Он так долго — до ряби в глазах — смотрел на тихо голубеющее пустынное небо без единого пятнышка, что на сердце почему-то сделалось грустно, словно чего-то было жаль.
«О чем она все тараторит?» — с досадой подумал Родька про Клавку, будто она была повинна в этом его настроении.
А Клавка в это время рассказывала Петьке про Алатырь, родину ее родителей. В Алатыре она гостила целый месяц у бабушки и вернулась домой лишь вчера.
— Представь себе, моего папку там все-то, все помнят! — быстро говорила Клавка, боясь, как бы ее кто не перебил. — А по соседству с бабушкой живет рыбак Парфеныч, отца дружок… Такой потешный старик. Ну, он еще не старик на самом деле, это мне так вначале показалось. Веселый! Все шутками да прибаутками сыплет: «И кто, бы, слышь-ко, мог подумать, деточка (это я-то деточка!), что у нашего Антона такие длинные ручищи окажутся… Из самой глубины земной богатства эдакие загребает!» Остроумно, Петух, правда?
— Не знаю, — пробасил Петька, старательно соскабливая мосластыми пальцами прилипшие к подбородку песчинки.
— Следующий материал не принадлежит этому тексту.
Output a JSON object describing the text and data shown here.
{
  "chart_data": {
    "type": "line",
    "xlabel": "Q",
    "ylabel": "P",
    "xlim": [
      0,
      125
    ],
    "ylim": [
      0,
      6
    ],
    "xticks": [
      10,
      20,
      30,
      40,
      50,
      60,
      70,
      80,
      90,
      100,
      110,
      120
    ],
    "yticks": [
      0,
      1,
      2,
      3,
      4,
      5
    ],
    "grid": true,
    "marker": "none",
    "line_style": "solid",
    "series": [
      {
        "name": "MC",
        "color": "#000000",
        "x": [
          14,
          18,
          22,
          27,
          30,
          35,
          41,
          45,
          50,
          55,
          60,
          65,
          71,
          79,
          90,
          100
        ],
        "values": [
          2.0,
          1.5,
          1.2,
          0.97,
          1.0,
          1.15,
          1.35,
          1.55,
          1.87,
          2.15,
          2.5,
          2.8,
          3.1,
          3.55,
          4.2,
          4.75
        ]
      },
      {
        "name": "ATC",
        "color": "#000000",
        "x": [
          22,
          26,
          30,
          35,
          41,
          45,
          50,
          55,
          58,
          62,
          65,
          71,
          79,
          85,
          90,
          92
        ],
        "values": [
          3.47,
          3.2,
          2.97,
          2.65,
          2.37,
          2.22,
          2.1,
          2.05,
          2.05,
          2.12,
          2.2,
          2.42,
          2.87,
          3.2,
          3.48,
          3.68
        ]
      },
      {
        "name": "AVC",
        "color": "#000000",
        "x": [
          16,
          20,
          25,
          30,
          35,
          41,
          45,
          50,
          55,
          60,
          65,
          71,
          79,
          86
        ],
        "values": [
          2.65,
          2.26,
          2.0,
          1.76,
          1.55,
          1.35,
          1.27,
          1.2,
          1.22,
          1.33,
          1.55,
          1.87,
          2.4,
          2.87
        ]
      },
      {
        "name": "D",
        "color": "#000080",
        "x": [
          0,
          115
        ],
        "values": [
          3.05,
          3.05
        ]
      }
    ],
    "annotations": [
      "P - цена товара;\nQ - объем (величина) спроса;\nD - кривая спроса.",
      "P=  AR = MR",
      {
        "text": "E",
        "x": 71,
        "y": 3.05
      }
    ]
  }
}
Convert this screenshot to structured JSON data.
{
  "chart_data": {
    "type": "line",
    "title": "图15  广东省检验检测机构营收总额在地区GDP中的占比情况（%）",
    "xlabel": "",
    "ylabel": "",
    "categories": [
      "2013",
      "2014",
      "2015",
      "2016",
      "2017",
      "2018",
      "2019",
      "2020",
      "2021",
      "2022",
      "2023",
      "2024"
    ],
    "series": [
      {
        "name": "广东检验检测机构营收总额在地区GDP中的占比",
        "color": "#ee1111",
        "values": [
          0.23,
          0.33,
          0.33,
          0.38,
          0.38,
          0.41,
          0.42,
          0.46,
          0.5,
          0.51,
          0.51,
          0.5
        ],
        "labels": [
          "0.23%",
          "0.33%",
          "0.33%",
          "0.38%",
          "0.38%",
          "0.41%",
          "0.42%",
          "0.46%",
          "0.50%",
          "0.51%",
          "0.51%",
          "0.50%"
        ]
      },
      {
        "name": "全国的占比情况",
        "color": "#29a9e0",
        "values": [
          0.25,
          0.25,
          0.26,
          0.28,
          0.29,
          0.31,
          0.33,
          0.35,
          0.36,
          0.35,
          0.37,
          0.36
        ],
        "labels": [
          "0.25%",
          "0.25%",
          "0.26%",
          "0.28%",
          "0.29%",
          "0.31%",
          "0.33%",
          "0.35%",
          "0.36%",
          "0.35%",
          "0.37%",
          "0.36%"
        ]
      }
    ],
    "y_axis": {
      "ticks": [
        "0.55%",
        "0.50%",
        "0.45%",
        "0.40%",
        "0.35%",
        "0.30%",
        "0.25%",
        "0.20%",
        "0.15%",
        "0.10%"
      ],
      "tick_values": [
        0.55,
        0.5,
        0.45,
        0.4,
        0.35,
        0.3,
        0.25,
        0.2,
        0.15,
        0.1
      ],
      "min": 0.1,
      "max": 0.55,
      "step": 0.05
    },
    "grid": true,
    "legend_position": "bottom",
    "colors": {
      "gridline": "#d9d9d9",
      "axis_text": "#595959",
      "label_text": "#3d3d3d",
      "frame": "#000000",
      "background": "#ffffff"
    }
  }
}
Час назад, выйдя из воды, Петька как шлепнулся на приятно горячий, будто по заказу нагретый, песок, так и пролежал, не шевелясь, до сих пор. Очень спокойный человек этот Петька, он никогда не шумит, не горячится и говорит мало — весь в отца пошел.
Уже сейчас, глядя на Петьку, можно заранее сказать, что он будет такой же худущий и нескладный, как его отец.
Положив под голову руки, Родька закрыл глаза.
Еще не так давно, когда про него говорили: «Смотрите-ка, а Родька — вылитый отец!» — он смущался и млел от удовольствия, точно так же млеет вот Клавка, когда заходит разговор об ее отце.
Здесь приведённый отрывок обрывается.